I handed the journal to Bill and got to my feet. “You stay right here,” I said. “I have something to show you.”

 

*

 

“…So Dimity bottled something up all these years and now it’s blocking her way to heaven?” Bill took off his glasses and rubbed his eyes. “The things they don’t teach you in law school…”

 

He was sitting at the desk in the study, with the manuscript, the topographic map, the letters from Dimity and my mother, the tattered old photograph, and the journal arrayed before him. Reginald sat beside the journal, watching the proceedings with an air of benign detachment, while I paced the room, filled with nervous energy. I stopped at the desk and pointed to the photograph.

 

“And it must have happened here, in this clearing. The photograph reminded Dimity of it and that’s why she keeled over. That’s my working hypothesis, anyway. There’s this, too.” I pulled the locket from the neck of my sweater and showed it to Bill. “I found it upstairs this morning, in a box marked with the letter W—for Westwood. It’s empty. See? No pictures. Where are they, Bill?”

 

“Maybe she never put any pictures in it.”

 

“Not just these pictures.” I perched on the edge of the desk. “Don’t you remember? My mom said Dimity was looking at photo albums when the neighbors found her. I snooped around while you were in here reading the letters and—” I hopped off the desk. “Come upstairs and see what I found.”

 

Bill put on his glasses and followed me up to the master bedroom. I moved Meg’s blanket from the old wooden chest to the bed, then opened the lid of the chest. A row of photo albums bound in brown leather had been packed inside it, their spines facing upward. Like the archive boxes in the study, they had been labeled with dates.

 

“Neat little ducks, all in a row,” I said, then pointed to a gap in the sequence. “Except that one has flown the coop, the one covering the years just before Dimity met my mom.” I let the lid fall back into place. “So what did she do with it? And don’t try to tell me that she stopped taking pictures all of a sudden, because—”

 

“Wait, Lori, back up a step.” Bill sat on the chest. “What do you think happened in that clearing? What could be so terrible that it would follow Dimity into the afterlife? Are we talking about murder? Suicide? Are we going to find a body buried under that tree?”

 

“Don’t say things like that,” I said, suppressing a shudder.

 

“You’ve been thinking them, haven’t you?
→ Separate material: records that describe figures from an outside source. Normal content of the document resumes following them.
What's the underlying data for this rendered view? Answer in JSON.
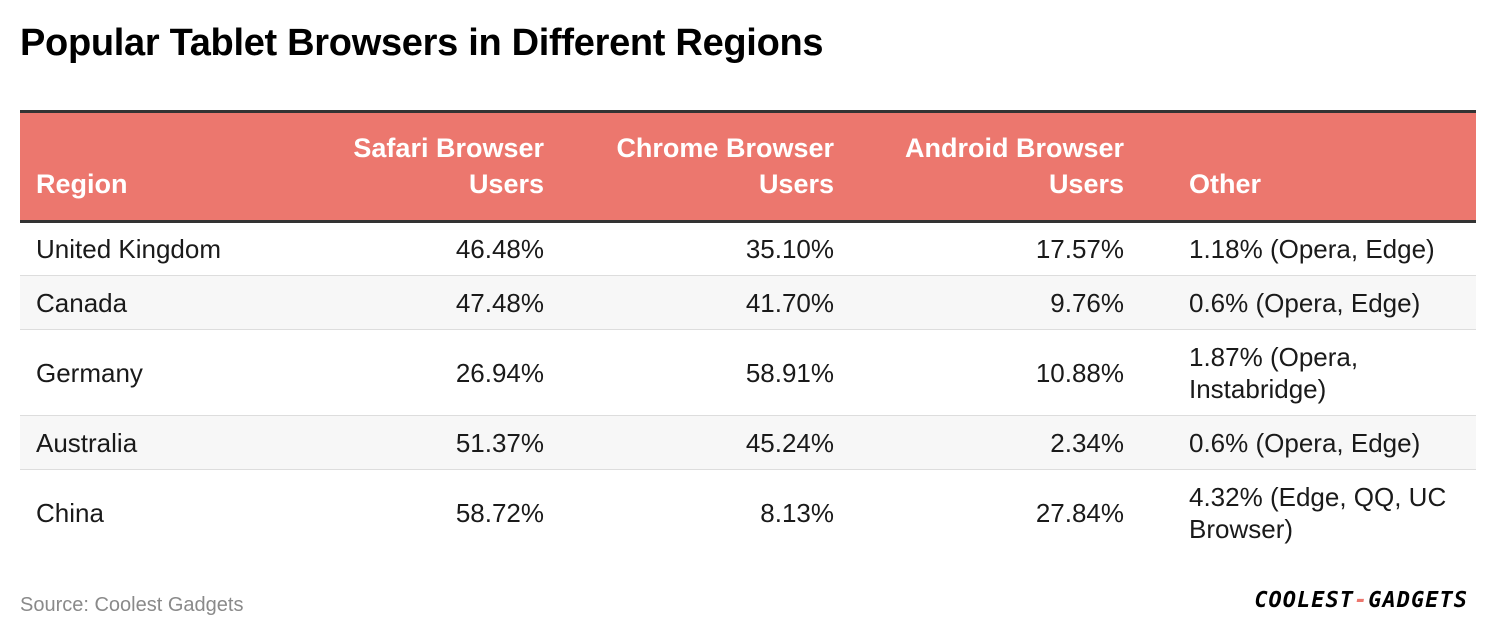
{
  "title": "Popular Tablet Browsers in Different Regions",
  "source": "Source: Coolest Gadgets",
  "logo": {
    "left": "COOLEST",
    "dash": "-",
    "right": "GADGETS"
  },
  "colors": {
    "header_bg": "#ec776e",
    "header_text": "#ffffff",
    "rule": "#333333",
    "stripe": "#f7f7f7"
  },
  "chart_data": {
    "type": "table",
    "columns": [
      "Region",
      "Safari Browser Users",
      "Chrome Browser Users",
      "Android Browser Users",
      "Other"
    ],
    "rows": [
      [
        "United Kingdom",
        "46.48%",
        "35.10%",
        "17.57%",
        "1.18% (Opera, Edge)"
      ],
      [
        "Canada",
        "47.48%",
        "41.70%",
        "9.76%",
        "0.6% (Opera, Edge)"
      ],
      [
        "Germany",
        "26.94%",
        "58.91%",
        "10.88%",
        "1.87% (Opera, Instabridge)"
      ],
      [
        "Australia",
        "51.37%",
        "45.24%",
        "2.34%",
        "0.6% (Opera, Edge)"
      ],
      [
        "China",
        "58.72%",
        "8.13%",
        "27.84%",
        "4.32% (Edge, QQ, UC Browser)"
      ]
    ]
  }
}
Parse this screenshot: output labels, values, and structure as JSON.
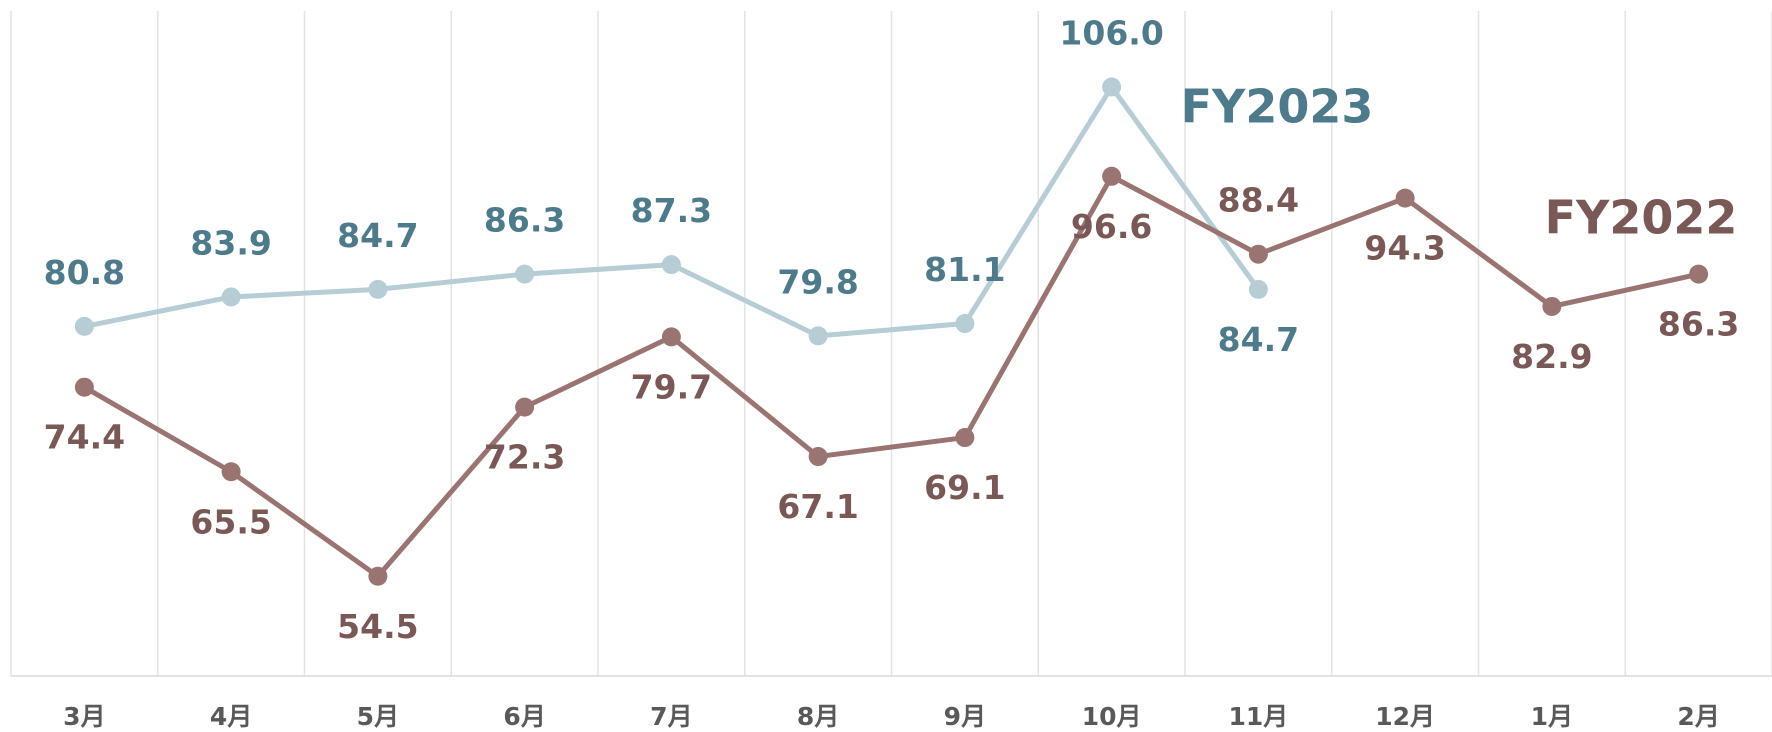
{
  "chart_data": {
    "type": "line",
    "categories": [
      "3月",
      "4月",
      "5月",
      "6月",
      "7月",
      "8月",
      "9月",
      "10月",
      "11月",
      "12月",
      "1月",
      "2月"
    ],
    "series": [
      {
        "name": "FY2023",
        "color": "#b6cdd6",
        "label_color": "#4e7b8c",
        "values": [
          80.8,
          83.9,
          84.7,
          86.3,
          87.3,
          79.8,
          81.1,
          106,
          84.7,
          null,
          null,
          null
        ],
        "value_labels": [
          "80.8",
          "83.9",
          "84.7",
          "86.3",
          "87.3",
          "79.8",
          "81.1",
          "106.0",
          "84.7",
          null,
          null,
          null
        ]
      },
      {
        "name": "FY2022",
        "color": "#9a7471",
        "label_color": "#7a5856",
        "values": [
          74.4,
          65.5,
          54.5,
          72.3,
          79.7,
          67.1,
          69.1,
          96.6,
          88.4,
          94.3,
          82.9,
          86.3
        ],
        "value_labels": [
          "74.4",
          "65.5",
          "54.5",
          "72.3",
          "79.7",
          "67.1",
          "69.1",
          "96.6",
          "88.4",
          "94.3",
          "82.9",
          "86.3"
        ]
      }
    ],
    "ylim": [
      44,
      114
    ],
    "grid": true
  }
}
I don’t mean to sound ghoulish, but it has to have been something fairly drastic to cause Dimity this much grief. If we’re going to go digging into the past, we should be prepared to uncover some unpleasant things.”

 

“But… murder?” I shook my head. “No. I can’t believe that. It’s got to be something else—and don’t ask me what, because I don’t know. I’m going to call the Harrises again.” I started for the telephone on the bedside table, but Bill blocked my way.

 

“You’ve already left four messages on their machine,” he reminded me.